Chinese investors’ penchant for Hong Kong real estate is well-known and as they take aim at the city’s most prestigious buildings and office space, mainland cash is driving one of the world’s priciest markets to break new records.
With the Communist Party’s hand seen behind the latest record purchase, some analysts raised questions about where the enormous cash flows would go as the Chinese government strengthens control over the former British colony.
Beijing’s growing restrictions on overseas investment including in property have held back some Chinese conglomerates as the country’s leaders seek to stem capital flight and counter a weak yuan.
But the sale last week of a landmark skyscraper by Hong Kong’s richest man Li Ka-shing to a China-led consortium for a record of more than $5 billion indicates the city’s property sector continues to boom.
“(Chinese companies) want to let the world know, ‘we are going international, we have establishments in Hong Kong and have been able to buy such good assets’” says Antonio Wu, deputy managing director of Colliers International.
“Trophy assets always help to build a brand.”
Li’s sale of The Center was the world’s largest commercial property deal for a single building, according to data from services firm CBRE.
The city’s fifth-tallest building, it was featured in Hollywood blockbuster The Dark Knight.
‘The best place’
Chinese companies often use the office towers and floors they have snapped up as their headquarters and as a base for expansion — in some instances kicking out other tenants as they grow — while benefiting from limited supply and climbing prices.
Mainland firms’ occupation of Hong Kong offices surged 52 percent in the decade to 2015, according to real estate firm JLL.
“To grow your business offshore, Hong Kong is still the best place,” said Denis Ma, head of research for Hong Kong at JLL.
The city remains the most “attractive gateway” as a first step for Chinese companies to expand their global reach, he added.
Cash-rich Chinese firms have targeted highly visible buildings in urban neighbourhoods — most prominently Evergrande’s purchase of a harbourfront tower — and office space in the prime Central district.
The Center was seen as an especially rare commodity, combining both the sought-after Central location and an iconic asset available en bloc.
Meanwhile, a number of foreign banks have been priced out of Central, and housing across the space-starved city remains unaffordable for many, an issue growing increasingly political.
Some analysts say the shopping spree in Hong Kong is also part of Beijing’s strategy to tighten its grip on the territory.
State-owned enterprises began to buy up properties to boost their businesses in Hong Kong in the 1980s, ahead of the 1997 handover from Britain, says Victor Shih, associate professor of political science at the University of California, San Diego.
“It’s to integrate the economies of Hong Kong and that of China, to make the whole process of reunification smoother,” he argues.
Corporate filings reveal a Chinese Communist Party organisation is at the top of the ownership chain of The Center.

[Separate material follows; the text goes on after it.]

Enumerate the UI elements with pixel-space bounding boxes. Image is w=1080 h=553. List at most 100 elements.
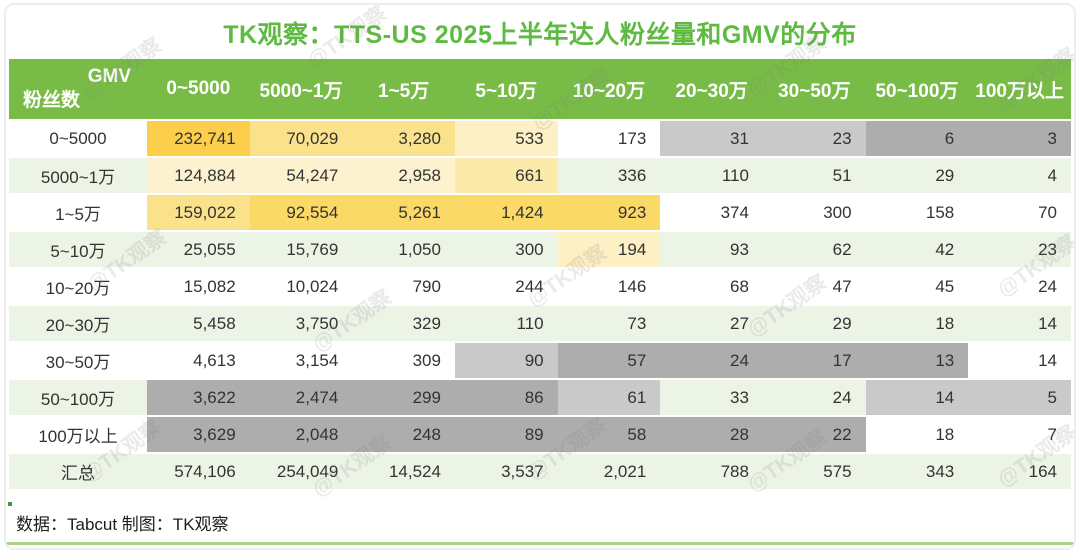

A statement from Li’s CK Asset Holdings named the buyer as C.H.M.T. Peaceful Development Asia Property Limited, incorporated under the British Virgin Islands and set up as a “special purpose vehicle” specifically for the acquisition.
Its largest shareholder is Beijing-based China Energy Reserve and Chemicals Group, according to the South China Morning Post and Wall Street Journal.
The energy behemoth links back to the party — one of its four major shareholders, China Hualian International Trade Company, is owned by the China Economic Cooperation Center, corporate filings show.
The entity, according to various Chinese government sites, is controlled by the International Liaison Department, a Communist Party arm known for handling its foreign affairs.
Shih said such big deals could challenge the party’s internal governance at a time when President Xi Jinping is warning against corruption and profligate spending.
He points out The Center will generate millions of dollars of rent each year.
“The challenge for (the party) is whether they have the personnel and the framework to audit and monitor what must be enormous cash flows going through them,” says Shih.
Numerous mainland officials, their family members and businesses have set up shell companies in Hong Kong to siphon wealth to an off-shore location to diversify their risks, Shih added, creating a mutual dependency between the two economies.
“Hong Kong remains one of the biggest loopholes in China’s capital control,” he said.